Hedwig E. Pillitz
(London 1896-1987)
Tai Ai-lien (1916-2006), in a floral dress, c.1939 *SOLD*
oil on canvas
signed lower right ‘PILLITZ’
50.5 x 40 cm.
Provenance
From the artist’s estate.
Exhibited
London, The Rowley Gallery, 140 Church Street, W8, c.1939;
London, Royal Academy, Summer Exhibition 1940, Gallery No. II, no. 101 as ‘Ai Lien Tai’, c/o The Rowley Gallery.
Literature
London, Royal Academy Summer Exhibition 1940, pp.14 & 130.
This iconic portrait of the “Mother of Chinese Modern Dance’, Tai Ai-lien (also known as Dai Ailian) was painted by Pillitz around 1938-39 towards the end of the sitter’s time in London, where she had lived between 1931-1939, whilst studying dance with the European dance ‘greats’. Her portrait was exhibited by Pillitz the following year at the Royal Academy’s Summer Exhibition in 1940, after Tai had moved to Hong Kong.
Tai had come to London in 1931 aged just fifteen, to study with Antony Dolin, of the Ballets Russes, as well as with Marie Rambert and Margaret Craske. She also joined the classes of Lesley Burrows-Goossens, one of the few modern dancers teaching in London at the time and won a scholarship to the Jooss Modern Dance School after it relocated to London. There, she learned the theory and techniques developed by Rudolf von Laban, later becoming an enthusiastic exponent of ‘Labanotation’ in China.
Tai was actually born ‘Eileen Isaac’ to a third-generation Chinese family in Trinidad, whose origins were in Xinhui, Guangdong Province, and only assumed the name Tai (also ‘Dai’) when her teacher Anton Dolin asked for her Chinese name, and her mother suggested Tai after her father’s nickname, Ah Tai (Ah Dai).
In London, Tai was inspired to create and choreograph her own imagined Chinese dances, and was given a small role as a Chinese Dancer in the film, ‘The Wife of General Ling’, which today provides the only archival recording of Tai’s dancing from her time in London.

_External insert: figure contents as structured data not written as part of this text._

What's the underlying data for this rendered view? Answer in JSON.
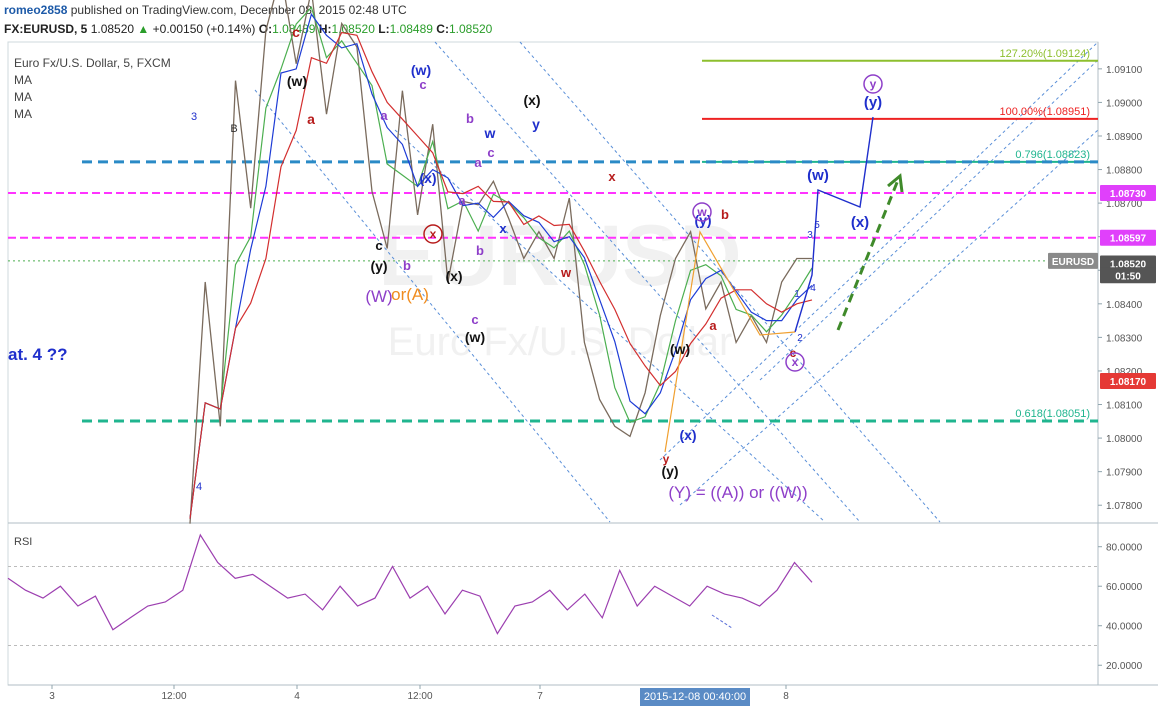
{
  "header": {
    "user": "romeo2858",
    "published_text": "published on TradingView.com, December 08, 2015 02:48 UTC",
    "symbol": "FX:EURUSD, 5",
    "last_price": "1.08520",
    "change": "+0.00150 (+0.14%)",
    "open_label": "O:",
    "open": "1.08489",
    "high_label": "H:",
    "high": "1.08520",
    "low_label": "L:",
    "low": "1.08489",
    "close_label": "C:",
    "close": "1.08520"
  },
  "legend": {
    "title": "Euro Fx/U.S. Dollar, 5, FXCM",
    "ma1": "MA",
    "ma2": "MA",
    "ma3": "MA"
  },
  "watermark": {
    "line1": "EURUSD",
    "line2": "Euro Fx/U.S. Dollar"
  },
  "rsi_label": "RSI",
  "colors": {
    "magenta": "#ff33ff",
    "red": "#ee2222",
    "green": "#8dbf2e",
    "teal": "#20b58f",
    "blue": "#2a8ac6",
    "rsi": "#9c3fb0",
    "wave_blue": "#1f2fcc",
    "wave_purple": "#8e3fc9",
    "wave_red": "#b71c1c",
    "price_label_red": "#e53935",
    "price_label_magenta": "#e040fb"
  },
  "chart_data": {
    "type": "line",
    "title": "Euro Fx/U.S. Dollar, 5, FXCM",
    "x_ticks": [
      "3",
      "12:00",
      "4",
      "12:00",
      "7",
      "2015-12-08 00:40:00",
      "8"
    ],
    "y_ticks": [
      "1.09100",
      "1.09000",
      "1.08900",
      "1.08800",
      "1.08700",
      "1.08600",
      "1.08500",
      "1.08400",
      "1.08300",
      "1.08200",
      "1.08100",
      "1.08000",
      "1.07900",
      "1.07800"
    ],
    "ylim": [
      1.0775,
      1.0918
    ],
    "price_labels": [
      {
        "text": "1.08730",
        "value": 1.0873,
        "color": "#e040fb"
      },
      {
        "text": "1.08597",
        "value": 1.08597,
        "color": "#e040fb"
      },
      {
        "text": "EURUSD",
        "value": 1.08528,
        "color": "#8a8a8a"
      },
      {
        "text": "1.08520",
        "value": 1.0852,
        "color": "#555555"
      },
      {
        "text": "01:50",
        "value": 1.08485,
        "color": "#555555"
      },
      {
        "text": "1.08170",
        "value": 1.0817,
        "color": "#e53935"
      }
    ],
    "fib_levels": [
      {
        "text": "127.20%(1.09124)",
        "value": 1.09124,
        "color": "#8dbf2e"
      },
      {
        "text": "100.00%(1.08951)",
        "value": 1.08951,
        "color": "#ee2222"
      },
      {
        "text": "0.796(1.08823)",
        "value": 1.08823,
        "color": "#20b58f"
      },
      {
        "text": "0.618(1.08051)",
        "value": 1.08051,
        "color": "#20b58f"
      }
    ],
    "series": [
      {
        "values": [
          1.0776,
          1.0845,
          1.0805,
          1.0905,
          1.087,
          1.092,
          1.094,
          1.091,
          1.0935,
          1.0895,
          1.0925,
          1.0915,
          1.0875,
          1.0855,
          1.0905,
          1.0865,
          1.0895,
          1.0845,
          1.0872,
          1.0868,
          1.0878,
          1.0864,
          1.0855,
          1.086,
          1.0855,
          1.087,
          1.083,
          1.081,
          1.0805,
          1.0799,
          1.0815,
          1.0835,
          1.0855,
          1.086,
          1.084,
          1.0845,
          1.083,
          1.0835,
          1.083,
          1.0845,
          1.0855,
          1.0852
        ]
      },
      {
        "name": "RSI",
        "values": [
          64,
          58,
          54,
          60,
          50,
          55,
          38,
          44,
          50,
          52,
          58,
          86,
          72,
          64,
          66,
          60,
          54,
          56,
          48,
          60,
          50,
          54,
          70,
          54,
          60,
          46,
          58,
          55,
          36,
          50,
          52,
          58,
          48,
          56,
          44,
          68,
          50,
          60,
          55,
          50,
          60,
          56,
          54,
          50,
          58,
          72,
          62
        ]
      }
    ],
    "rsi_ticks": [
      "80.0000",
      "60.0000",
      "40.0000",
      "20.0000"
    ],
    "rsi_ylim": [
      10,
      92
    ],
    "annotations": {
      "count_3": "3",
      "count_4": "4",
      "B": "B",
      "c1": "c",
      "w1": "(w)",
      "a1": "a",
      "y_black1": "(y)",
      "W_A": "(W)",
      "or_A": "or(A)",
      "c2": "c",
      "b_purple": "b",
      "a_purple1": "a",
      "w_blue1": "(w)",
      "c_purple2": "c",
      "x_blue1": "(x)",
      "x_circle": "x",
      "x_black1": "(x)",
      "a_purple2": "a",
      "b_purple2": "b",
      "c_purple3": "c",
      "w_black2": "(w)",
      "a_purple3": "a",
      "b_purple3": "b",
      "w_blue2": "w",
      "c_purple4": "c",
      "x_blue2": "x",
      "x_black2": "(x)",
      "y_blue": "y",
      "x_red": "x",
      "w_red": "w",
      "w_black3": "(w)",
      "x_black3": "(x)",
      "y_red": "y",
      "y_black2": "(y)",
      "Y_eq": "(Y) = ((A)) or ((W))",
      "w_circle": "w",
      "y_blue2": "(y)",
      "b_red": "b",
      "a_red": "a",
      "c_red": "c",
      "x_circle2": "x",
      "n1": "1",
      "n2": "2",
      "n3": "3",
      "n4": "4",
      "n5": "5",
      "w_blue3": "(w)",
      "x_blue3": "(x)",
      "y_circle": "y",
      "y_blue3": "(y)",
      "at4": "at. 4 ??"
    }
  }
}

After reading Edgar Snow’s ‘Red Star Over China’, she was inspired to move to Hong Kong, where she premiered her dance, ‘East River’ to raise funds for the war effort against the Japanese invasion. She soon moved to mainland China, where she made it her mission to study Chinese folk dance and opera. After the founding of the People’s Republic of China in 1949, Tai was made deputy director of the Central Song and Dance Ensemble, and in 1954 was elected Principal of the new Beijing Dance Academy and Director and Adviser to the Central Ballet of China.

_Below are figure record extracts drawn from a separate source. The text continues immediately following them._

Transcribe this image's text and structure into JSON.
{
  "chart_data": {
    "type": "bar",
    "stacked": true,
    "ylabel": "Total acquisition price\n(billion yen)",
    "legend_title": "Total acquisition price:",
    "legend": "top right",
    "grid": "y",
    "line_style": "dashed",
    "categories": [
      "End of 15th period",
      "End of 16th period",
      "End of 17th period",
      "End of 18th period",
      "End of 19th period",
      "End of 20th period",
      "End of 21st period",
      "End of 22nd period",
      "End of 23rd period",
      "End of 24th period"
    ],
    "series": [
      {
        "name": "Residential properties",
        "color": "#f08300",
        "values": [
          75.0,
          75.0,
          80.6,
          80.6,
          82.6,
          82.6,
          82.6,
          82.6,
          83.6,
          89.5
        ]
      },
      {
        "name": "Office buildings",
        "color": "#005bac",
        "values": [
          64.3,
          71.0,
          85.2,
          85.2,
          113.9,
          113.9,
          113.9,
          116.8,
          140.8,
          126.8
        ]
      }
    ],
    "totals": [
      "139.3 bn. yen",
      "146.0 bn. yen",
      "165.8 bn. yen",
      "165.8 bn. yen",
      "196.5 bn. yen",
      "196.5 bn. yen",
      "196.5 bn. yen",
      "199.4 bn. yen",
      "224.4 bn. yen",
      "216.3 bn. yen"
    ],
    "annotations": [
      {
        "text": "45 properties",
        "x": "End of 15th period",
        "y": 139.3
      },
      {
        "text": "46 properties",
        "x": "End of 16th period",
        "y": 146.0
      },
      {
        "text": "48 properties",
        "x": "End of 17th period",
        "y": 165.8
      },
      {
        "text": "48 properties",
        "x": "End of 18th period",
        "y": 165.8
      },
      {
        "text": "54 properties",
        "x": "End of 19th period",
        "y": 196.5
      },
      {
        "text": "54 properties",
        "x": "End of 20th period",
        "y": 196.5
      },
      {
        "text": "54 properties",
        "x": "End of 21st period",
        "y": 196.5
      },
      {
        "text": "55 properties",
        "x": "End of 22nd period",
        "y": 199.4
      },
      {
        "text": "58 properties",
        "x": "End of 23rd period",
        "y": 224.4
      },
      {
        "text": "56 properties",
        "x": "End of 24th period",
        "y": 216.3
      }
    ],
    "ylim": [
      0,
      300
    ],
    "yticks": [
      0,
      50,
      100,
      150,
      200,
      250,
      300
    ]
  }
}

Tai created dances with a strong national identity, including ‘Dance of Lotus Flowers’ (based on a Shaanxi folk dance) and ‘Flying Apsaras’ (inspired by the Dunhuang murals), both now classics of 20th-century Chinese dance. With a hiatus during the Cultural Revolution between 1966–1976, it wasn’t until the 1980s that Tai regained her place and due influence in Chinese dance.
Hedwig Pillitz was born in London to Hungarian Jewish émigrés, Arpad Armin Pillitz (1867-1947) and Josephine, née Fischer (1876-1965). She had two younger siblings, Doris (1905-1959) who became a successful stage actress, and George (1909-1981). They lived at 80 Canfield Gardens in South Hampstead, and it was there that the girls attended South Hampstead High School. By the 1920s Doris was studying drama at the Central School of Speech & Drama and Hedwig had exhibited works at the Paris Salon. It’s logical to assume that she may well have studied art in Paris. In 1924 she exhibited her first portrait at the Royal Academy Summer Exhibition, a portrait of ‘Madamoiselle Y’, possibly depicting the portrait photographer Yevonde (Yevonde Philone Middleton, née Cumbers (1893-1975)).
By 1926, Hedwig not only had a painting at the Paris Salon, she was also exhibiting a still life of flowers at the Walker Art Gallery in Liverpool. Nonetheless, portraits seem to have been her passion. She established her studio at 29 Abercorn Place in St. John’s Wood, painting a range of Bohemian and artistic sitters – fellow artists, writers, actors and models, including Marguerite Kelsey, a professional artist’s model most famously painted by Meredith Frampton (Tate Britain), the artist and novelist Barbara Comyns (with FEFA), Shulamith Shafir, a Ukrainian-Jewish concert pianist who made her London debut in 1936 aged just thirteen (Private Collection), and the actress Dorothy Black (V&A, London). By 1940, when Pillitz exhibited the portrait of Tai Ai-lien at the Royal Academy’s Summer Exhibition, she was represented by The Rowley Gallery on Kensington Church Street, London.